Things We Liked
Career Builder: If you've ever wondered what it's like to toil away for hours upon hours in a sweaty gym with nothing but a title bout on your mind, UFC Undisputed will take you there. The well constructed Career Mode plucks your character out of nowhere and places him at the bottom of the UFC totem pole. Every decision you make will affect your climb to the top. Sparring between fights doesn't just provide more gameplay, it also helps build up your fighter's speed, strength and stamina attributes for the next match. Just don't overdo it. If you're coming off a tough fight, you might be better off choosing to rest. In this deep mode, even which sponsors you pick and how you promote yourself will impact your career.
Always in Control: If you think the goal of a UFC fight is to smash your opponent's face until his brain turns to tapioca pudding and he falls down ... well, you're right. But it's not as simple as repeatedly throwing haymakers at the other guy's noggin. A well crafted attack starts with a flurry of combos that lead to stronger punches and kicks and then, hopefully, a knockout blow. One of Undisputed's best elements lies in the game's nuanced controls. You can punch the head or the body; kick the body or the legs; even elbow the face or knee the body. If you're on the defensive, you have the flexibility to counter high or low. Oh, and if you're challenger keeps running away, there's always the takedown. The moves can all be produced by a string of trigger, toggle and button combos. Sure, the game's instructions may make you feel like a rookie studying Bill Belichick's playbook, but once you've mastered the controls it pays off in the Octagon.
Style Points: It's not just individual moves you need to bone up on. Judo, Muay Thai, and Brazilian Jiu-Jitsu highlight the various fighting disciplines you can choose for your fighter. Master the strengths and weaknesses of each style to advance. Fail to pick up on the intricacies of each method and you'll continue to lose matches, career points, and teeth.
Name Brand: Chuck Liddell headlines more than 80 UFC fighters who lent their names to the sport's official video game. The trainers, the referees, the announcers, even the ring girls - they're all cherry picked from the biggest headliners in the business.

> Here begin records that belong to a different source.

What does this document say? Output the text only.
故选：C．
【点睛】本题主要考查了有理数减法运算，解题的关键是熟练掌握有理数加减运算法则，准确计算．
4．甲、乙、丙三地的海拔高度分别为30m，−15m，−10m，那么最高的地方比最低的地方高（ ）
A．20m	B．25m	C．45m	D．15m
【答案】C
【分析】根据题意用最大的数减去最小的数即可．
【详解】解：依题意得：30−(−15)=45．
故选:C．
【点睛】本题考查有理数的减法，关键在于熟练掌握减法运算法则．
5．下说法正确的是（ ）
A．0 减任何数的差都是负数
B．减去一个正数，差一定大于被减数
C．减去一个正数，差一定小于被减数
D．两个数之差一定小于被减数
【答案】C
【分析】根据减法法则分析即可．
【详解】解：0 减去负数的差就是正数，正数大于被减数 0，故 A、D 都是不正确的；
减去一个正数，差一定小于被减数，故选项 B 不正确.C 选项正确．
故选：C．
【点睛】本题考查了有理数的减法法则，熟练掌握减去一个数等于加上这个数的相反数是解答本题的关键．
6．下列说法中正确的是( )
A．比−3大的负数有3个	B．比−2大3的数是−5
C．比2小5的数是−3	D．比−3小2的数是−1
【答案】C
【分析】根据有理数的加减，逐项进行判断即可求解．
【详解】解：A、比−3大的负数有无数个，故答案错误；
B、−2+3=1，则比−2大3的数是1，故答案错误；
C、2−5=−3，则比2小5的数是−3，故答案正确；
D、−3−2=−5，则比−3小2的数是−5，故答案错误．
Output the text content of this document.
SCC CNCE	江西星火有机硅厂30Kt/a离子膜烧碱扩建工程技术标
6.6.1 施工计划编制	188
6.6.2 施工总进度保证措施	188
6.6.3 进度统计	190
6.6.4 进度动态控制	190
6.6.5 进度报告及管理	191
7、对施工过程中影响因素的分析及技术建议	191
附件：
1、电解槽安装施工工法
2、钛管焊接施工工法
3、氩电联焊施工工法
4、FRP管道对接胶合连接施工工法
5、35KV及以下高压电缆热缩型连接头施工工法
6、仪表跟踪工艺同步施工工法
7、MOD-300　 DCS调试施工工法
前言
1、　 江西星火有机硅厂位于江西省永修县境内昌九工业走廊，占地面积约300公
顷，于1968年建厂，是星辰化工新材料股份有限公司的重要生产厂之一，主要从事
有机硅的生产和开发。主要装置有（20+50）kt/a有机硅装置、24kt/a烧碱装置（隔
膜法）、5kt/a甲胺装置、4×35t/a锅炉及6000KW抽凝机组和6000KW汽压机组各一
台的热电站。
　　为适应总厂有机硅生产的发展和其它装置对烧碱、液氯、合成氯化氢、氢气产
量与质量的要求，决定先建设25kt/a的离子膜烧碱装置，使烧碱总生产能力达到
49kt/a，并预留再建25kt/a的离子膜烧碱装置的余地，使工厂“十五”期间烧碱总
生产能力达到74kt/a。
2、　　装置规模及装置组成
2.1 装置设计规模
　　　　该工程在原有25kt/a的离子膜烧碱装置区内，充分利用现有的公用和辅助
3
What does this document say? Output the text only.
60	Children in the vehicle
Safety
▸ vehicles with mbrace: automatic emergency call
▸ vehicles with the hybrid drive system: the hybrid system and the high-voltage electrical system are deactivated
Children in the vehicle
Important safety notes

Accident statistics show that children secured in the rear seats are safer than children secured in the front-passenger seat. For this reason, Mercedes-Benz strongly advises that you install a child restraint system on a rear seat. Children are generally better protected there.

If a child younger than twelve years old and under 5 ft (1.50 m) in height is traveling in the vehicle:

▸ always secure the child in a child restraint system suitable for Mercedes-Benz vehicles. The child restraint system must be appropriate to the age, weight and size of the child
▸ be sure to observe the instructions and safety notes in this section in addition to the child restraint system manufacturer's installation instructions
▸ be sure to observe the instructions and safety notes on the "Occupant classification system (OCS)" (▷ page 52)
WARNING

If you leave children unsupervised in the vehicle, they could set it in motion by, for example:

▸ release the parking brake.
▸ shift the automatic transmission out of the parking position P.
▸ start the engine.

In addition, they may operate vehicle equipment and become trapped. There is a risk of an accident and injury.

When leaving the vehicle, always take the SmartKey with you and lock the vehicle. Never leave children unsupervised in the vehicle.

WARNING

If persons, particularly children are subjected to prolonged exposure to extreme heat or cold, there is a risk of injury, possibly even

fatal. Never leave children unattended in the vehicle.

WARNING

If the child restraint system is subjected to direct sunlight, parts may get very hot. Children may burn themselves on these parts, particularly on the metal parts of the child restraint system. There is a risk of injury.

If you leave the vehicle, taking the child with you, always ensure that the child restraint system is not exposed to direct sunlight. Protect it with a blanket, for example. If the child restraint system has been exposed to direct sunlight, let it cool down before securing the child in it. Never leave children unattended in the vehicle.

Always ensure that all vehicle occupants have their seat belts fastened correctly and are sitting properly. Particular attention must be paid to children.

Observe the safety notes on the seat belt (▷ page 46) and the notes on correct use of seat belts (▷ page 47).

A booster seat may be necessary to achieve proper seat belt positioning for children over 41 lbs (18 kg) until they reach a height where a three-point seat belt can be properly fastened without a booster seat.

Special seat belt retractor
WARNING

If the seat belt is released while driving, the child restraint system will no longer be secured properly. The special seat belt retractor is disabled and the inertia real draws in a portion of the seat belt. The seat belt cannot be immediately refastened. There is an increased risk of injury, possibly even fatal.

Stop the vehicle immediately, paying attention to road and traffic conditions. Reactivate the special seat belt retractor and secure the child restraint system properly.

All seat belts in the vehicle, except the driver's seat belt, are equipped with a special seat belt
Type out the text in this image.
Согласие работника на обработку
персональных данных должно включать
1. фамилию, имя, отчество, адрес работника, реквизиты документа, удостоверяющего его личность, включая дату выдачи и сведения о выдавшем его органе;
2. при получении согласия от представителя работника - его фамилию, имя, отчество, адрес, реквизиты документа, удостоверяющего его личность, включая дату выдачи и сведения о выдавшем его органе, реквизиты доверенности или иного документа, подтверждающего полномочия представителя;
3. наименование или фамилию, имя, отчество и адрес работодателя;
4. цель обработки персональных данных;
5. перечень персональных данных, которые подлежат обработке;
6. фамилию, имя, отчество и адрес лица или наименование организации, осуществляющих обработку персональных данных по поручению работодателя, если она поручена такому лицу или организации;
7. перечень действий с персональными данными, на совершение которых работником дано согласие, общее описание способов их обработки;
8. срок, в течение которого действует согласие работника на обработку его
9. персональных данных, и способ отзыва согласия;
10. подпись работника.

Check out UFC 2009 Undisputed in action ...
Things We'd Change
Power Outage: How is your fighter feeling? Can he go on the defensive and last until the next round? How many more punches can he take before he hits the mat? The answer to all of the above: It might not matter. The high (read: unrealistic) number of knockout blows adds a wild card to each fight that you might not be prepared for. It's always exciting when the next punch could be the last punch, but it can also be a frustrating experience if you've put together a detailed game plan and it's derailed by one random hit.
Animation Abomination: The close-ups on the fighters before and after matches are almost photorealistic (I could practically count chest hairs and spot tattoo typos). However, the in-fight action loses crispness once the punches start flying. Even worse, many of the slo-mo knockout replays show plenty of space between the winner's fist and the losers' chin. What is this, wrestling?
Sound Off: The announcers, Joe Rogan and Mike Goldberg, are misused. The voices help make the fights seem like a real broadcast, but the canned superlatives rarely ebb and flow with the action in the octagon. The only time you'll get a rise out of the commentators is with a knockout blow. Then there's the cookie-cutter heavy metal soundtrack that screeches on while you navigate through the menu. The last thing we need is another reason to hate loading screens.
Bottom Line: Just like the sport it represents, Undisputed combines jaw-shattering violence and carefully planned strategy. This is game producer THQ's first go at a UFC title, so we can forgive the graphic hiccups and quick knockout blows. With a couple of improvements, the UFC's official video game could become just as popular as the sport.